Le 27 mars dernier, un incident majeur s'est produit à la mairie de Fresnes, Val-de-Marne, entraînant la mise en examen de dix adolescents âgés de 14 à 16 ans. Selon le parquet de Créteil, sept de ces jeunes ont été placés sous contrôle judiciaire, tandis que les trois autres bénéficient d'une mesure éducative judiciaire provisoire.
Une enquête judiciaire a été ouverte pour des actes de « dégradation d'un bien public en réunion », « vol », et « participation à un groupement formé en vue de la préparation de dégradations ». Au total, treize personnes, majoritairement des mineurs de la région, ont été interpellées par la Sûreté territoriale. Cependant, la qualification de « bande organisée » n'a pas été retenue, faute de preuves suffisantes, souligne le procureur.
Des cibles variées : une auto-école et une banque également touchées
Les événements ont eu lieu la veille de l'installation du nouveau maire, Christophe Carlier. Une trentaine d'individus se sont rassemblés près de l'Hôtel de ville. La vidéosurveillance a révélé l'utilisation de mortiers d'artifice pour briser les accès puis, des barres de fer et des pierres ont été utilisés pour détruire l'accueil de la mairie. En outre, une auto-école voisine a subi une effraction, avec des vols constatés, et la vitrine d'une agence Caisse d'Épargne a été endommagée, sans intrusion dans ses locaux. La municipalité a évalué le préjudice total à environ 50 000 euros.

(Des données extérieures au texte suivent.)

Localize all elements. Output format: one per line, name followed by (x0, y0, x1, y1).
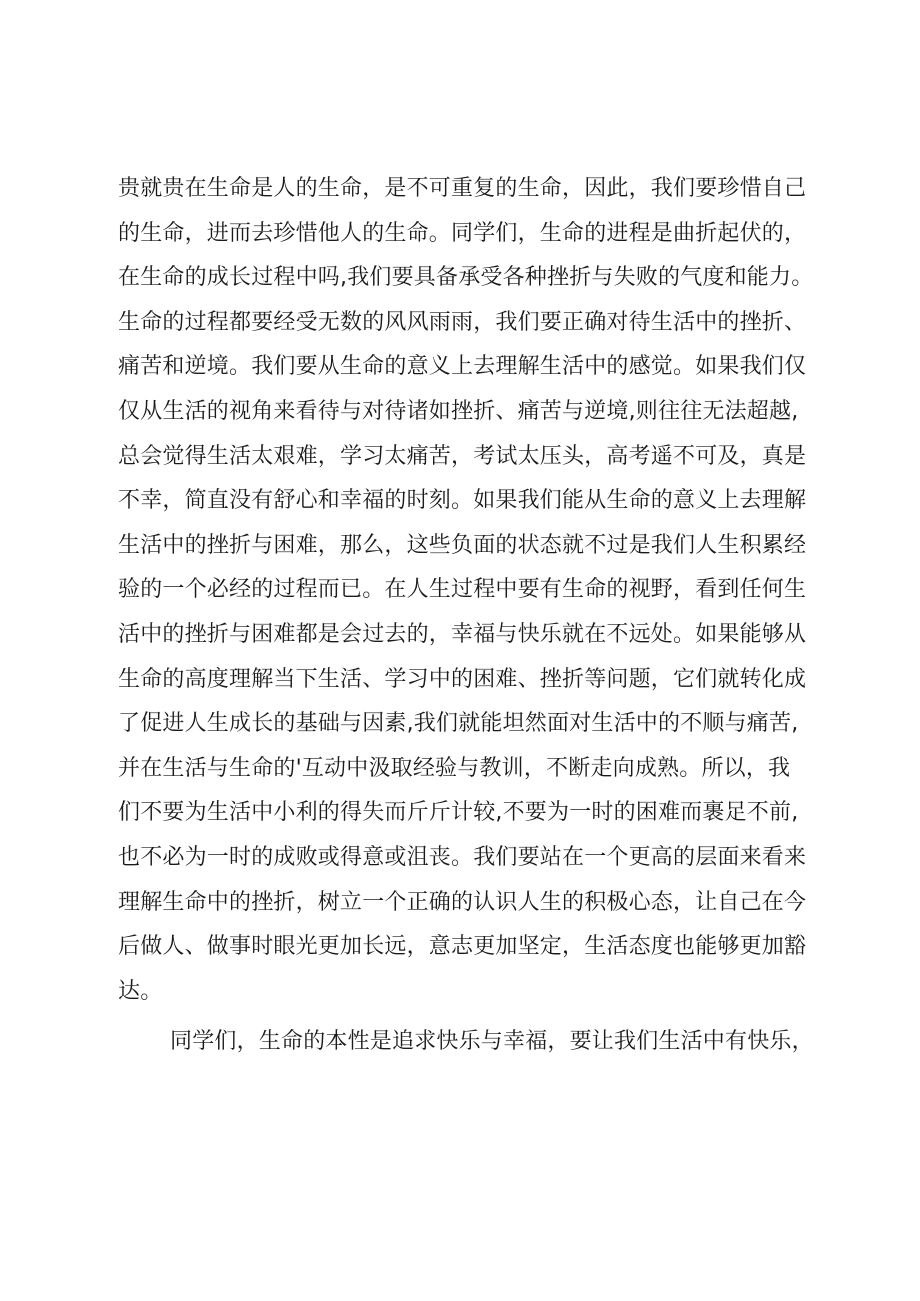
text-line: 后做人、做事时眼光更加长远，意志更加坚定，生活态度也能够更加豁 (118, 934, 807, 960)
text-line: 不幸，简直没有舒心和幸福的时刻。如果我们能从生命的意义上去理解 (118, 488, 807, 514)
text-line: 在生命的成长过程中吗,我们要具备承受各种挫折与失败的气度和能力。 (118, 265, 814, 291)
text-line: 的生命，进而去珍惜他人的生命。同学们，生命的进程是曲折起伏的， (118, 220, 807, 246)
paragraph-start-line: 同学们，生命的本性是追求快乐与幸福，要让我们生活中有快乐， (170, 1029, 814, 1055)
document-body (118, 167, 858, 1065)
text-line: 贵就贵在生命是人的生命，是不可重复的生命，因此，我们要珍惜自己 (118, 176, 807, 201)
text-line: 们不要为生活中小利的得失而斤斤计较,不要为一时的困难而裹足不前, (118, 800, 799, 826)
text-line: 了促进人生成长的基础与因素,我们就能坦然面对生活中的不顺与痛苦, (118, 711, 799, 737)
text-line: 理解生命中的挫折，树立一个正确的认识人生的积极心态，让自己在今 (118, 889, 807, 915)
text-line: 生命的高度理解当下生活、学习中的困难、挫折等问题，它们就转化成 (118, 666, 807, 692)
text-line: 也不必为一时的成败或得意或沮丧。我们要站在一个更高的层面来看来 (118, 844, 807, 870)
text-line: 达。 (118, 978, 163, 1004)
text-line: 仅从生活的视角来看待与对待诸如挫折、痛苦与逆境,则往往无法超越, (118, 398, 799, 424)
text-line: 验的一个必经的过程而已。在人生过程中要有生命的视野，看到任何生 (118, 577, 807, 603)
text-line: 生命的过程都要经受无数的风风雨雨，我们要正确对待生活中的挫折、 (118, 309, 807, 335)
text-line: 生活中的挫折与困难，那么，这些负面的状态就不过是我们人生积累经 (118, 532, 807, 558)
text-line: 总会觉得生活太艰难，学习太痛苦，考试太压头，高考遥不可及，真是 (118, 443, 807, 469)
text-line: 并在生活与生命的'互动中汲取经验与教训，不断走向成熟。所以，我 (118, 755, 791, 781)
text-line: 痛苦和逆境。我们要从生命的意义上去理解生活中的感觉。如果我们仅 (118, 354, 807, 380)
text-line: 活中的挫折与困难都是会过去的，幸福与快乐就在不远处。如果能够从 (118, 621, 807, 647)
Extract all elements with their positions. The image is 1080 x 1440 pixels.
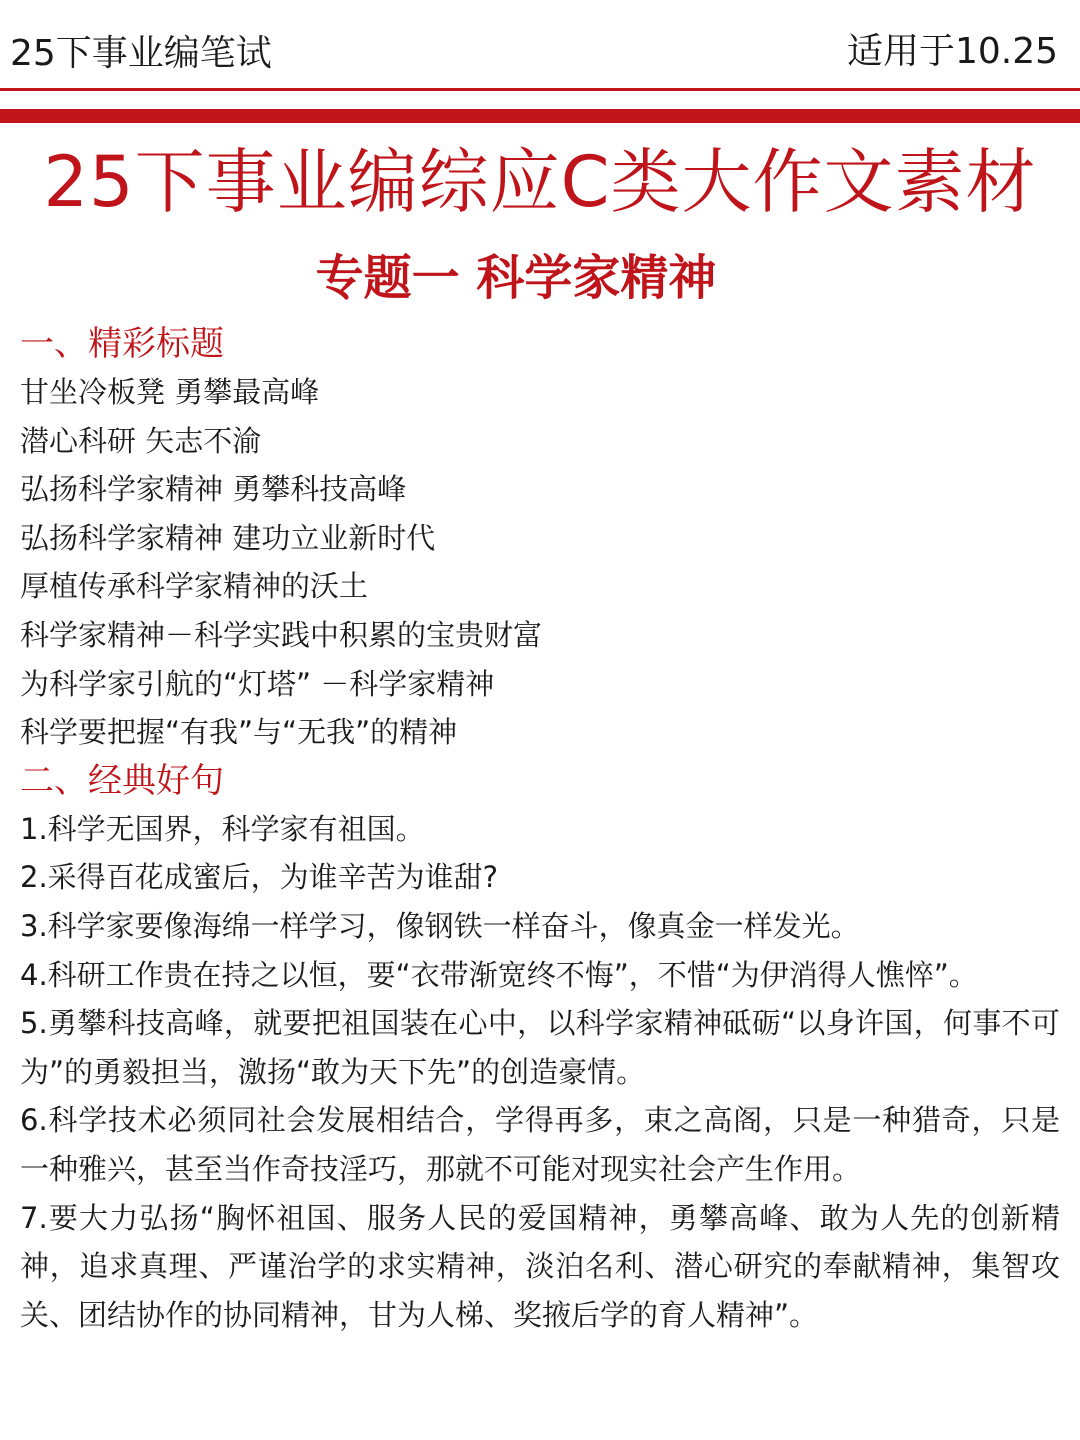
header-divider-thin (0, 88, 1080, 91)
section-heading: 一、精彩标题 (20, 324, 224, 364)
topic-subtitle: 专题一 科学家精神 (315, 250, 717, 306)
list-item: 弘扬科学家精神 勇攀科技高峰 (20, 472, 407, 507)
list-item: 为科学家引航的“灯塔” －科学家精神 (20, 666, 495, 701)
section-classic-quotes (20, 757, 1060, 1340)
header-exam-label: 25下事业编笔试 (10, 33, 272, 74)
list-item: 2.采得百花成蜜后，为谁辛苦为谁甜? (20, 860, 499, 895)
section-highlight-titles (20, 320, 1060, 757)
list-item: 弘扬科学家精神 建功立业新时代 (20, 520, 436, 555)
list-item: 科学要把握“有我”与“无我”的精神 (20, 715, 458, 750)
list-item: 厚植传承科学家精神的沃土 (20, 569, 369, 604)
list-item: 潜心科研 矢志不渝 (20, 423, 262, 458)
section-heading: 二、经典好句 (20, 760, 224, 801)
list-item: 1.科学无国界，科学家有祖国。 (20, 811, 425, 846)
list-item: 3.科学家要像海绵一样学习，像钢铁一样奋斗，像真金一样发光。 (20, 908, 860, 943)
title-list (20, 368, 1060, 757)
page-header (0, 0, 1080, 88)
list-item: 6.科学技术必须同社会发展相结合，学得再多，束之高阁，只是一种猎奇，只是一种雅兴，甚至当作奇技淫巧，那就不可能对现实社会产生作用。 (20, 1103, 1060, 1186)
list-item: 科学家精神－科学实践中积累的宝贵财富 (20, 617, 543, 652)
list-item: 甘坐冷板凳 勇攀最高峰 (20, 375, 320, 409)
list-item: 5.勇攀科技高峰，就要把祖国装在心中，以科学家精神砥砺“以身许国，何事不可为”的勇毅担当，激扬“敢为天下先”的创造豪情。 (20, 1006, 1060, 1089)
list-item: 4.科研工作贵在持之以恒，要“衣带渐宽终不悔”，不惜“为伊消得人憔悴”。 (20, 957, 978, 992)
quote-list (20, 805, 1060, 1340)
list-item: 7.要大力弘扬“胸怀祖国、服务人民的爱国精神，勇攀高峰、敢为人先的创新精神，追求真理、严谨治学的求实精神，淡泊名利、潜心研究的奉献精神，集智攻关、团结协作的协同精神，甘为人梯、奖掖后学的育人精神”。 (20, 1200, 1060, 1332)
document-body (20, 320, 1060, 1339)
header-divider-thick (0, 109, 1080, 123)
header-date-label: 适用于10.25 (846, 31, 1058, 72)
page-title: 25下事业编综应C类大作文素材 (43, 141, 1037, 223)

Suite à ces dégradations, le nouveau maire a exprimé son inquiétude, déclarant à l'AFP que cette violence représentait un « préjudice matériel colossal » pour ses services, reliant ces actes à des tensions préélectorales. Le ministre de l'Intérieur, Laurent Nuñez, a applaudi la rapidité des interpellations, affirmant que la force s'applique toujours à la loi.